《めてみみ》クレイジーな達人

2018/08/20 06:20 更新


 毎週楽しみにしているテレビ番組がある。TBSの「クレイジージャーニー」だ。毎回、常軌を逸したような過酷な冒険や、一つのことをトコトン突き詰めている人を紹介する。平日深夜の放送にもかかわらず、熱心なファンも多く、番組のDVDもヒットしている。

 リヤカーを引いて世界中を旅する人や未知の狭い洞窟を探検する人、珍しい爬虫(はちゅう)類を探し求める人、奇怪な廃墟を撮り続ける人、スラム街など危険なエリアをリポートする人、虫を食べるために東南アジアに通う人…。この中から他のテレビ番組にも引っ張りだこの人気者も生まれた。

 ファッション業界にもクレイジージャーニーを超えるくらいの冒険人生を送ってきた人がいる。東京・北千住に本社を構えるベルトメーカー、丸正の小薬正男会長(83)だ。15歳からベルト工場で修行後、20歳で独立し同社を創業した。70年にはベルトで使う革を求めてアマゾンの奥地までワニを捕まえに行き、エキゾチックレザーブームの一翼を担った。

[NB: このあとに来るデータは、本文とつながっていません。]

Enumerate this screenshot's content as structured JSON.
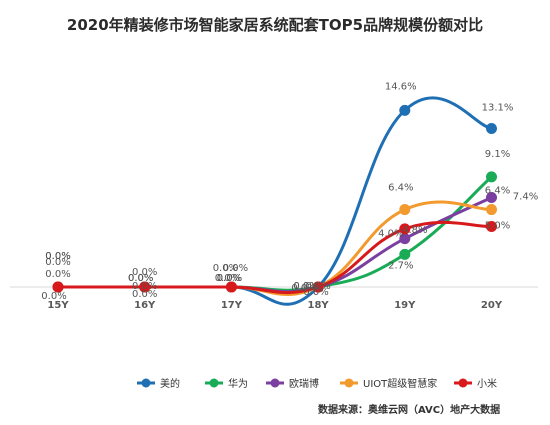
{
  "chart_data": {
    "type": "line",
    "title": "2020年精装修市场智能家居系统配套TOP5品牌规模份额对比",
    "categories": [
      "15Y",
      "16Y",
      "17Y",
      "18Y",
      "19Y",
      "20Y"
    ],
    "series": [
      {
        "name": "美的",
        "color": "#1f6fb5",
        "values": [
          0.0,
          0.0,
          0.0,
          0.0,
          14.6,
          13.1
        ],
        "labels": [
          "0.0%",
          "0.0%",
          "0.0%",
          "0.0%",
          "14.6%",
          "13.1%"
        ]
      },
      {
        "name": "华为",
        "color": "#1aab57",
        "values": [
          0.0,
          0.0,
          0.0,
          0.0,
          2.7,
          9.1
        ],
        "labels": [
          "0.0%",
          "0.0%",
          "0.0%",
          "0.0%",
          "2.7%",
          "9.1%"
        ]
      },
      {
        "name": "欧瑞博",
        "color": "#7a3fa0",
        "values": [
          0.0,
          0.0,
          0.0,
          0.0,
          4.0,
          7.4
        ],
        "labels": [
          "0.0%",
          "0.0%",
          "0.0%",
          "0.0%",
          "4.0%",
          "7.4%"
        ]
      },
      {
        "name": "UIOT超级智慧家",
        "color": "#f39a2e",
        "values": [
          0.0,
          0.0,
          0.0,
          0.0,
          6.4,
          6.4
        ],
        "labels": [
          "0.0%",
          "0.0%",
          "0.0%",
          "0.0%",
          "6.4%",
          "6.4%"
        ]
      },
      {
        "name": "小米",
        "color": "#d7191c",
        "values": [
          0.0,
          0.0,
          0.0,
          0.0,
          4.8,
          5.0
        ],
        "labels": [
          "0.0%",
          "0.0%",
          "0.0%",
          "0.0%",
          "4.8%",
          "5.0%"
        ]
      }
    ],
    "legend_position": "bottom-right",
    "grid": false,
    "source": "数据来源：奥维云网（AVC）地产大数据"
  }
}
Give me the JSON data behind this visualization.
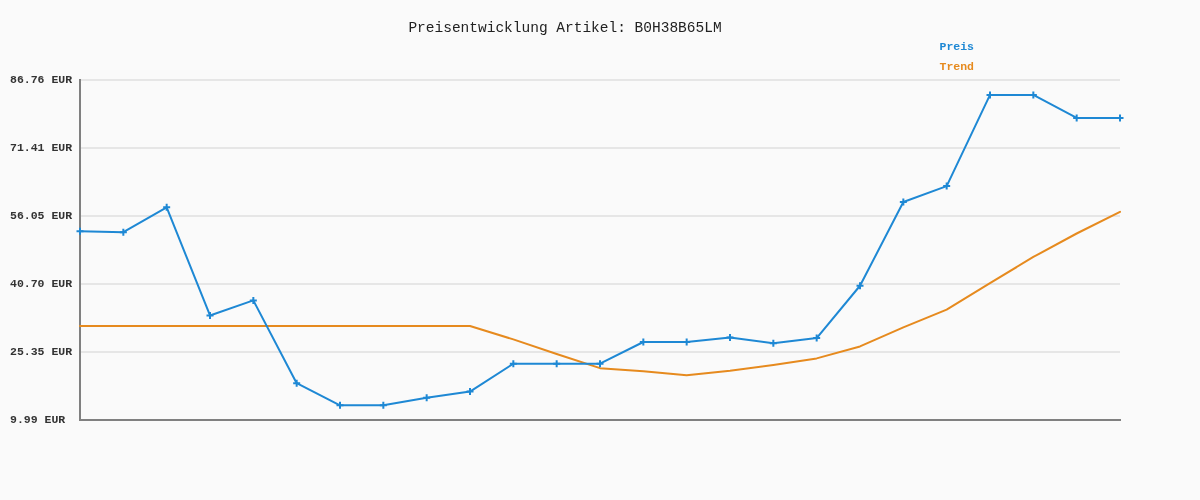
{
  "chart_data": {
    "type": "line",
    "title": "Preisentwicklung Artikel: B0H38B65LM",
    "categories": [
      null,
      null,
      null,
      null,
      null,
      null,
      null,
      null,
      null,
      null,
      null,
      null,
      null,
      null,
      null,
      null,
      null,
      null,
      null,
      null,
      null,
      null,
      null,
      null,
      null
    ],
    "series": [
      {
        "name": "Preis",
        "color": "#1e88d4",
        "marker": "cross",
        "values": [
          52.6,
          52.4,
          58.0,
          33.6,
          37.0,
          18.3,
          13.3,
          13.3,
          15.0,
          16.4,
          22.7,
          22.7,
          22.7,
          27.6,
          27.6,
          28.6,
          27.3,
          28.5,
          40.3,
          59.2,
          62.8,
          83.4,
          83.4,
          78.2,
          78.2
        ]
      },
      {
        "name": "Trend",
        "color": "#e68a1e",
        "marker": "none",
        "values": [
          31.2,
          31.2,
          31.2,
          31.2,
          31.2,
          31.2,
          31.2,
          31.2,
          31.2,
          31.2,
          28.2,
          24.9,
          21.7,
          21.0,
          20.1,
          21.1,
          22.4,
          23.9,
          26.6,
          30.9,
          34.9,
          40.9,
          46.8,
          52.1,
          57.0
        ]
      }
    ],
    "ylim": [
      9.99,
      86.76
    ],
    "yticks": [
      {
        "value": 9.99,
        "label": "9.99 EUR"
      },
      {
        "value": 25.35,
        "label": "25.35 EUR"
      },
      {
        "value": 40.7,
        "label": "40.70 EUR"
      },
      {
        "value": 56.05,
        "label": "56.05 EUR"
      },
      {
        "value": 71.41,
        "label": "71.41 EUR"
      },
      {
        "value": 86.76,
        "label": "86.76 EUR"
      }
    ],
    "grid": "y",
    "legend": "top right",
    "tick_labels": "y"
  }
}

 ワイン好きが高じて、ワインの卸、輸入、小売りなどの免許まで取る徹底ぶり。こうした探究心や行動力に見習うべきことが多い。詳しくは『のんびりなんて生きられない』(幻冬舎)に譲る。これからを担う世代からもクレイジーな達人が登場し、新たなマーケットを切り開いてほしい。